Activity
November and December 2020
Let’s talk about Fina Miralles. I Am All the Selves that I Have Been
The programme Let’s talk about generates discussions on the Museum’s exhibitions between the different agents and artists in the city and our regular public. It is a meeting point that regards exhibitions as powerful devices capable of activating the imagination and generators of discourses that often go beyond the preconceived readings of the institution or the curatorial team.
Video capsules
Let’s talk about The tree of life in Fina Miralles. I Am All the Selves that I Have Been, with Juan Canela, independent curator and critic. I met Fina several years ago in Cadaqués, where she lives faithful to her daily dialogue with the earth, the sea and the rhythms of nature. The connection was quick; visit succeeded visit and we soon began to make shared plans. I remember that the first time we talked about her practice, one feeling emerged above all else: that we were talking about life. All the superfluous rhetoric that sometimes surrounds artistic practice disappears with Fina, and you engage in an honest conversation about something inherent in the human condition. Fina overflows the contextual, and her work becomes a vehicle for the primitive and the essential: ancestral knowledge, earthly life and bodies-trees full of sap. Highlighting the knowledge that seems to be diluted in global uniformity, understanding a common world in which humans are no longer the centre of anything and where life emerges inevitably in the face of everything else.
The Tree of Life is a story that interweaves personal experiences with curatorial readings of Fina Miralles’ practice, among which the voices of other artists appear, conversing with her work. The idea is to generate a dialogue with Fina’s exhibition at the MACBA, trying to convey some vital links that have developed around her, touching on some essential aspects of her journey and her relevance at the present time.

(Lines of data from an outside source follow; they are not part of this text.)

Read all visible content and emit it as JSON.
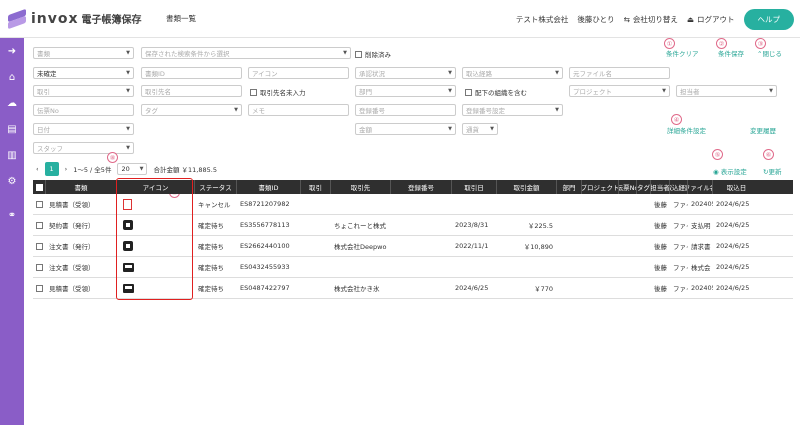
{
  "header": {
    "brand": "invox",
    "brand_sub": "電子帳簿保存",
    "page_title": "書類一覧",
    "company": "テスト株式会社",
    "user": "後藤ひとり",
    "switch_company": "会社切り替え",
    "logout": "ログアウト",
    "help": "ヘルプ"
  },
  "filters": {
    "row1": {
      "doc_type": "書類",
      "saved": "保存された検索条件から選択",
      "deleted": "削除済み"
    },
    "row2": {
      "confirm": "未確定",
      "doc_id": "書類ID",
      "icon": "アイコン",
      "approval": "承認状況",
      "route": "取込経路",
      "source_file": "元ファイル名"
    },
    "row3": {
      "partner": "取引",
      "partner_name": "取引先名",
      "partner_unset": "取引先名未入力",
      "dept": "部門",
      "sub_org": "配下の組織を含む",
      "project": "プロジェクト",
      "assignee": "担当者"
    },
    "row4": {
      "voucher": "伝票No",
      "tag": "タグ",
      "memo": "メモ",
      "reg_no": "登録番号",
      "reg_setting": "登録番号設定"
    },
    "row5": {
      "date": "日付",
      "amount": "金額",
      "currency": "通貨"
    },
    "row6": {
      "staff": "スタッフ"
    }
  },
  "actions": {
    "clear": "条件クリア",
    "save": "条件保存",
    "close": "閉じる",
    "detail": "詳細条件設定",
    "history": "変更履歴",
    "display": "表示設定",
    "refresh": "更新"
  },
  "markers": {
    "m1": "①",
    "m2": "②",
    "m3": "③",
    "m4": "④",
    "m5": "⑤",
    "m6": "⑥",
    "m7": "⑦",
    "m8": "⑧"
  },
  "pager": {
    "current": "1",
    "count": "1〜5 / 全5件",
    "per_page": "20",
    "total": "合計金額 ￥11,885.5"
  },
  "columns": [
    "書類",
    "アイコン",
    "ステータス",
    "書類ID",
    "取引",
    "取引先",
    "登録番号",
    "取引日",
    "取引金額",
    "部門",
    "プロジェクト",
    "伝票No",
    "タグ",
    "担当者",
    "取込経路",
    "ファイル名",
    "取込日"
  ],
  "rows": [
    {
      "type": "見積書（受領）",
      "icon": "pdf-icon",
      "status": "キャンセル",
      "id": "ES8721207982",
      "partner": "",
      "reg": "",
      "date": "",
      "amount": "",
      "assignee": "後藤",
      "route": "ファイ",
      "file": "202405",
      "imported": "2024/6/25"
    },
    {
      "type": "契約書（発行）",
      "icon": "chip-icon",
      "status": "確定待ち",
      "id": "ES3556778113",
      "partner": "ちょこれーと株式",
      "reg": "",
      "date": "2023/8/31",
      "amount": "￥225.5",
      "assignee": "後藤",
      "route": "ファイ",
      "file": "支払明",
      "imported": "2024/6/25"
    },
    {
      "type": "注文書（発行）",
      "icon": "chip-icon",
      "status": "確定待ち",
      "id": "ES2662440100",
      "partner": "株式会社Deepwo",
      "reg": "",
      "date": "2022/11/1",
      "amount": "￥10,890",
      "assignee": "後藤",
      "route": "ファイ",
      "file": "請求書",
      "imported": "2024/6/25"
    },
    {
      "type": "注文書（受領）",
      "icon": "screen-icon",
      "status": "確定待ち",
      "id": "ES0432455933",
      "partner": "",
      "reg": "",
      "date": "",
      "amount": "",
      "assignee": "後藤",
      "route": "ファイ",
      "file": "株式会",
      "imported": "2024/6/25"
    },
    {
      "type": "見積書（受領）",
      "icon": "screen-icon",
      "status": "確定待ち",
      "id": "ES0487422797",
      "partner": "株式会社かき氷",
      "reg": "",
      "date": "2024/6/25",
      "amount": "￥770",
      "assignee": "後藤",
      "route": "ファイ",
      "file": "202405",
      "imported": "2024/6/25"
    }
  ],
  "colors": {
    "accent": "#27b0a0",
    "sidebar": "#8a5dc7",
    "marker": "#e06a8a",
    "highlight": "#e02020"
  }
}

Let’s talk about I went out to listen to the noise of the leaves under the weight of my passage, in Fina Miralles. I Am All the Selves that I Have Been, with Maite Garbayo, art historian and researcher, in conversation with Fina Miralles. For Fina Miralles there is a thread that runs through her life and her artistic practice: The thread of nature, which has revealed itself in different ways and through different materials. The images remain and, clinging to each other, make it possible to reveal the bond of having belonged. For the artist they are testimony to what one has done, either because of being unable to do anything else or because we do that which, for some reason, we have to do. Maite Garbayo has always believed that Fina’s works are part of a continuum in which bodily knowledge is transmitted and updated. They can be read as gestures of dissent in the face of the aestheticized and aesthetically naturalized representations of the female body. They show that there is something in the fact of having to exist in the feminine that is violent and traumatic in itself.
Let’s talk about A Well in the Word Artist with Fina Miralles. I Am All the Selves that I Have Been, with Mar Arza, artist. The work of Fina Miralles covers a long period of time and reflections that mark different successive stages, like the correfoc of a very personal brain that ignites and connects them. Creating the work and living life is the same task. There is a background of harmonics around her awareness of artistic fact and the fact of being and recognising herself as an artist. It identifies an inner force that pushes her irresistibly, which detaches and distances itself from the established artistic system, but recognizes a well in the word artist. She feels herself to be a mother, and I understand and share the sense of welcome generated by the observation and the sheltering of the world’s autonomy.